De la valeur littéraire de l'instance préfacielle dans les littératures française et d'expression française

Publié le par Laure Depretto (Source : Emna Beltaïef)

Université de Tunis

Faculté des Sciences Humaines et Sociales de Tunis

Département de Français

 

Argument du colloque

 

De la valeur littéraire de l’instance préfacielle dans les littératures française et d’expression française

« Un vrai livre se passe de présentation », Mallarmé.

Tunis, 16-17 octobre 2014

                                                                                          

Le texte de présentation écrit par un auteur célèbre ou du moins reconnu, et ce afin de valoriser, d’autres diront « légitimer » l’œuvre à lire, la préface, constitue l’une des singularités du paratexte. En effet, elle semble l’une des composantes du livre. Mais alors que dans les siècles précédents, le lecteur avait droit essentiellement à des préfaces auctoriales, abondent actuellement les préfaces allographes, ce qui conduit à y voir des manifestations de la métatextualité telle que définie par Gérard Genette.

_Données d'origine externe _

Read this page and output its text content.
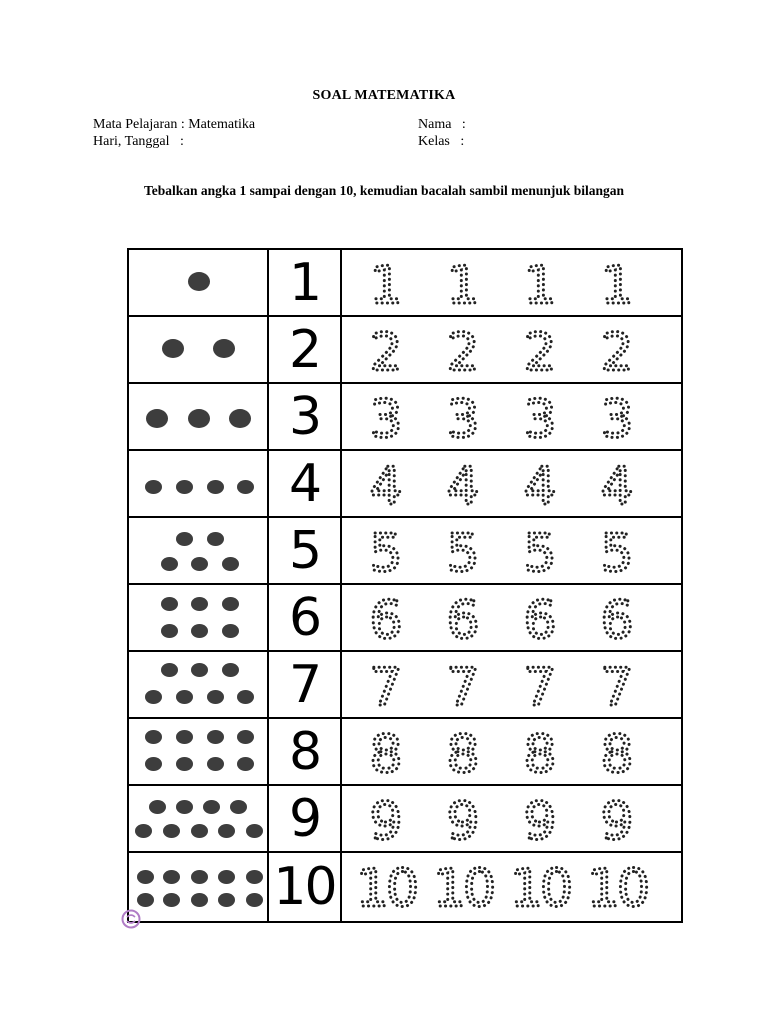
SOAL MATEMATIKA
Mata Pelajaran : Matematika
Hari, Tanggal   :
Nama   :
Kelas   :
Tebalkan angka 1 sampai dengan 10, kemudian bacalah sambil menunjuk bilangan
1 1 1 1 1
2 2 2 2 2
3 3 3 3 3
4 4 4 4 4
5 5 5 5 5
6 6 6 6 6
7 7 7 7 7
8 8 8 8 8
9 9 9 9 9
10 10 10 10 10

Les raisons justifiant l’écriture des préfaces auctoriales sont claires : présenter l’œuvre, prévenir les objections des critiques, communiquer ses idées au lecteur. Le théâtre classique donne incontestablement ses lettres de noblesse au genre préfaciel.  L’on pense à la préface du Tartuffe, à celle de Phèdre, ou encore à celle du Mariage de Figaro. De la même façon, les romans du XIXe siècle sont préfacés par leurs auteurs, dans le but de donner cette fois une légitimité à ce genre informe qu’est le genre romanesque. Les préfaces auctoriales se font pour la plupart « préfaces-manifestes », et l’on peut citer l’Avant-propos de La Comédie Humaine ou la Préface de Pierre et Jean, sous-titrée « Étude sur le roman ». De fait, ces préfaces auctoriales à des œuvres théâtrales ou romanesques sont devenues une référence pour comprendre l’histoire d’un genre. Mais au-delà de la valeur historique des préfaces auctoriales, se profilait  la question de la valeur esthétique de cet « avant-dire », pour reprendre l’expression de Derrida. Ainsi, commentant l’œuvre de Michelet, le narrateur proustien dit : « Les plus grandes beautés de Michelet, il ne faut pas tant les chercher dans son œuvre même que dans les attitudes qu’il prend en face de son œuvre, non pas dans son Histoire de France ou dans son Histoire de la Révolution, mais dans ses préfaces à ces deux livres. » (Proust, Marcel, La Prisonnière, Pléiade, Tome III, p.666). Ce commentaire ouvrait la voie à une étude formelle des préfaces auctoriales, véritables exercices de style.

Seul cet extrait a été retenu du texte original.